Nitrous oxide was first synthesised by Joseph Priestley in 1775. Its potential as a surgical anaesthetic avant la lettre was glimpsed by Samuel Latham Mitchill; and later by Humpry Davy before his attention wandered elsewhere. In the modern era, controlled self-administration of nitrous oxide using a demand-valve is common in a hospital setting. Nitrous oxide is used in contemporary obstetrics, for changing painful dressings, as an adjunct post-operative physiotherapy, and in emergency ambulances.

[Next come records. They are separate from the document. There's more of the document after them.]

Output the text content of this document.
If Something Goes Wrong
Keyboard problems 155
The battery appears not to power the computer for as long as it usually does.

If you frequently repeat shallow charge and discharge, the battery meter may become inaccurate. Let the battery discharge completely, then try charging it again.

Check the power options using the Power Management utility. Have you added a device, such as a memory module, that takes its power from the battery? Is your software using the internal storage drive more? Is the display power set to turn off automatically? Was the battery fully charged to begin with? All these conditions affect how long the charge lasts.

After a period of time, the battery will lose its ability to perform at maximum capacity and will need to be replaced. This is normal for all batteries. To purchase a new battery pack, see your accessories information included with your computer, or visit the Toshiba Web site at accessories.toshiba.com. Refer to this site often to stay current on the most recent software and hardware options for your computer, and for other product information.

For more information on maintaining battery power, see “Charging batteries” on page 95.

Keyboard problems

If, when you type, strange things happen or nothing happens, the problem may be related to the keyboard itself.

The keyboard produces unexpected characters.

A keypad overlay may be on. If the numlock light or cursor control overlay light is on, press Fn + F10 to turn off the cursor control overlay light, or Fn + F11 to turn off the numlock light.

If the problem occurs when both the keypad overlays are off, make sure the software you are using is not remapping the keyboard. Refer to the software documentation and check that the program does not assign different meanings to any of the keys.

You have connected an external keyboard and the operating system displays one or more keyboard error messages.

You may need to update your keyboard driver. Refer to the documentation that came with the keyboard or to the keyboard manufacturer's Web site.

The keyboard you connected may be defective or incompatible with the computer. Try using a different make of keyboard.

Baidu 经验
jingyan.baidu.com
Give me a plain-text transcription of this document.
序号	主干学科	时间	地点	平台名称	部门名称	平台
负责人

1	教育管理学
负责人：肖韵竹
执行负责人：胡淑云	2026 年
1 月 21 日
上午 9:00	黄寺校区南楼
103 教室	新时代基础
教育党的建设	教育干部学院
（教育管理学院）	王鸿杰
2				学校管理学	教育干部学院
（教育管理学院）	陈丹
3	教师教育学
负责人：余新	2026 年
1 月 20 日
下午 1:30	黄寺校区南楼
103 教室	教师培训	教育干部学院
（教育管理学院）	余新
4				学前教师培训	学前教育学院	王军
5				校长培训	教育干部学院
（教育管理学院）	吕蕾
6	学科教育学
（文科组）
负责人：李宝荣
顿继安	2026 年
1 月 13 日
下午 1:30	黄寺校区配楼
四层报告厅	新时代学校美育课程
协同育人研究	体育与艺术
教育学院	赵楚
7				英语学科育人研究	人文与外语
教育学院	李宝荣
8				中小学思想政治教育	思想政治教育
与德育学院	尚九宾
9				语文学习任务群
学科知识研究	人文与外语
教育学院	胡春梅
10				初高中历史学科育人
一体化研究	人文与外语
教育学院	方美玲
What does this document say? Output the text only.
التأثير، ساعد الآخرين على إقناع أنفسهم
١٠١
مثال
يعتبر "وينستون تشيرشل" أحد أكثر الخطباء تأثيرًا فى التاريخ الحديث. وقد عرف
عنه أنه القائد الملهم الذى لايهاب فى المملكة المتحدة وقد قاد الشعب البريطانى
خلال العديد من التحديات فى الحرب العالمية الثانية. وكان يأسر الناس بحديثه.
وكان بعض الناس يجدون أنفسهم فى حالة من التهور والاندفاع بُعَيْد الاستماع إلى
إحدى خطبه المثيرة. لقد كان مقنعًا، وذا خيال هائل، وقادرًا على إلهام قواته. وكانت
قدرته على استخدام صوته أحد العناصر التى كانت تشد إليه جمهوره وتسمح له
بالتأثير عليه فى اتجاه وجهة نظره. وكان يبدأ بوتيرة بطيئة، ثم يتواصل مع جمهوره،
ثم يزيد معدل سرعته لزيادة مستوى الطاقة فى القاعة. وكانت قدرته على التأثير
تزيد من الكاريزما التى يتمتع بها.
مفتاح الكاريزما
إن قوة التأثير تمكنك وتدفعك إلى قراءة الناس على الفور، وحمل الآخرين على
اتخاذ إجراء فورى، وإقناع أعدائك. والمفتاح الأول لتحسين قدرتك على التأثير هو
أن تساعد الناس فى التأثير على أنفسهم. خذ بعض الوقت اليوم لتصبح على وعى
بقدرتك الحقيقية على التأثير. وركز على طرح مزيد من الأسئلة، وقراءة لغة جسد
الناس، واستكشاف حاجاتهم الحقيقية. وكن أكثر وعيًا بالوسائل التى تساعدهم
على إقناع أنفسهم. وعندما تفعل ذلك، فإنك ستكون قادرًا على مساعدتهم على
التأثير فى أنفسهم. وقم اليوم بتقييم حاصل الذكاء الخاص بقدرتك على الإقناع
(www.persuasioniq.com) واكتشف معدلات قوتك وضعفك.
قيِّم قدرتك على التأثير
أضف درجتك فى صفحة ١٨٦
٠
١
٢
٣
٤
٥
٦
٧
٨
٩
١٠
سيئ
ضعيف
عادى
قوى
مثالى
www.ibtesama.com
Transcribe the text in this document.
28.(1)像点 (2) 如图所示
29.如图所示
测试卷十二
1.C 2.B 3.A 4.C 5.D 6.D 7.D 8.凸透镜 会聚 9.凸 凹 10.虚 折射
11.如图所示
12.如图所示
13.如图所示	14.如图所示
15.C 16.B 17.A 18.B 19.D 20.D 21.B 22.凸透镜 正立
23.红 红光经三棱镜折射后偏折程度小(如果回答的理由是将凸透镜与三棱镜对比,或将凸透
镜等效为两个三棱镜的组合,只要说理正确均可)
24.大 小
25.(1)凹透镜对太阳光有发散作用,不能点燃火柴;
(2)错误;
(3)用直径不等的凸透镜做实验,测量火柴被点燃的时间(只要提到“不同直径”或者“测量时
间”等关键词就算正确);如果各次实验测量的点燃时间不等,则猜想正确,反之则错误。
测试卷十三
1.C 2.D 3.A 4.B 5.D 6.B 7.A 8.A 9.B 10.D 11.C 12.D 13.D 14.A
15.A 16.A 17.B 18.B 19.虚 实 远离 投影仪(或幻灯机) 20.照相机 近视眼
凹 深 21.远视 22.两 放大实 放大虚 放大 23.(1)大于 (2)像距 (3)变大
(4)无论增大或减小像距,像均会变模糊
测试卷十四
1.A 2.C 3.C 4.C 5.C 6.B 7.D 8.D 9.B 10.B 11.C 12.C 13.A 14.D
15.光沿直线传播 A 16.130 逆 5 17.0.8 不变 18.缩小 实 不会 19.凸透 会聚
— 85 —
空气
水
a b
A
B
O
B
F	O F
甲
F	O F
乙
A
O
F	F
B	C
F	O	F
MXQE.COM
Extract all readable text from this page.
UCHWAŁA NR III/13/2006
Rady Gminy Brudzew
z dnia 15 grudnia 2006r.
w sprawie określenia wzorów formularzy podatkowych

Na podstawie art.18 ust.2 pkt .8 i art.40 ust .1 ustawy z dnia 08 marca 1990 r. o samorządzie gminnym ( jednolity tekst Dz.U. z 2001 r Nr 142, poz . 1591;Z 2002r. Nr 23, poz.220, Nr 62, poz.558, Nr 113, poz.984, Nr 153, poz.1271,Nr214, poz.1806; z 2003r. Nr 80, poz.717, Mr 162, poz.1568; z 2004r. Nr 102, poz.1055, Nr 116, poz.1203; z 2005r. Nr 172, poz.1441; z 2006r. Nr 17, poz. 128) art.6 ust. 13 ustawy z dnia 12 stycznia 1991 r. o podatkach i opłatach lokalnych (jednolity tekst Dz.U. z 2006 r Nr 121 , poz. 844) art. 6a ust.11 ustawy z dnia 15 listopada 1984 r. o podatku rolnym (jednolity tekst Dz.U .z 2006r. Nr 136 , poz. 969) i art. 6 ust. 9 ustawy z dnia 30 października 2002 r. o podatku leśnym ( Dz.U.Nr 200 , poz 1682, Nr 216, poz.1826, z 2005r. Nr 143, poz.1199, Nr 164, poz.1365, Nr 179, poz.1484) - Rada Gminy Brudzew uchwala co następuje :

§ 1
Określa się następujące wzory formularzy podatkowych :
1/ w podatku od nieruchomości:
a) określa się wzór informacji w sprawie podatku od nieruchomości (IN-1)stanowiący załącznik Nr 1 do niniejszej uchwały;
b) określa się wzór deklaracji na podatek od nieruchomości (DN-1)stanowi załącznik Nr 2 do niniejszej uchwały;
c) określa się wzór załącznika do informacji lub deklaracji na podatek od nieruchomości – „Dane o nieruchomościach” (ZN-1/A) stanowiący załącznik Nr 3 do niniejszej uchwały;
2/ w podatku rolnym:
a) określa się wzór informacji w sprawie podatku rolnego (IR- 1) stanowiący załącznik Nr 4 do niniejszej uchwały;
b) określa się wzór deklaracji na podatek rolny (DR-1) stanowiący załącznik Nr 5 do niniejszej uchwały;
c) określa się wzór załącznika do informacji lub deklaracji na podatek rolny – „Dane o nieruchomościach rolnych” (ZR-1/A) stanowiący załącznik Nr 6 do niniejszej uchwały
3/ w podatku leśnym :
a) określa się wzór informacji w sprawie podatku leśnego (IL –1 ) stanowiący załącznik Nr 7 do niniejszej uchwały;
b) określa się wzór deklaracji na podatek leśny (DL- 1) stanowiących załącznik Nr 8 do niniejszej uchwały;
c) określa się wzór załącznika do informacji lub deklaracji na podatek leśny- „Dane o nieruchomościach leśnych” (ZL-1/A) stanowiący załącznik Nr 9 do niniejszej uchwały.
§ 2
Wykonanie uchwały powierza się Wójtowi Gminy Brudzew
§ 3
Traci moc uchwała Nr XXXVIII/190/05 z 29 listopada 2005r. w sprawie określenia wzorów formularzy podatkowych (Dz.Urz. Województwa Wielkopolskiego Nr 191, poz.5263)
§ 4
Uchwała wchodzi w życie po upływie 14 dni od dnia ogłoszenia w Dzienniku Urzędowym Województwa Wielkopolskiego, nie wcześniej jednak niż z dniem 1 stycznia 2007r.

After the abortive demonstration of nitrous oxide anaesthesia in Massachusetts by Horace Wells, Professor Charles Jackson advised William Morton to use ether instead. In the 180s, Gardner Quincy Colton later helped revive the use of nitrous oxide in dentistry.
- Molecular weight: 44.02
- Solubility in water - 1 litre of gas in 1.5 litre of water at 20°C and 2 atm.
- Boiling point: -88.46°C (at atmospheric pressure)
- Melting point: -90.81°C (at atmospheric pressure)
- Density as a gas: 1.997 mg/cm3 at 0°C at atmospheric pressure
- Vapour pressure: 4.93 pascals (at 20°C)
- Relative molecular mass: 44.02
- Viscosity: 1488.99 poise (at 27°C)
- Specific gravity: 1.529 at 0°C, at atmospheric pressure.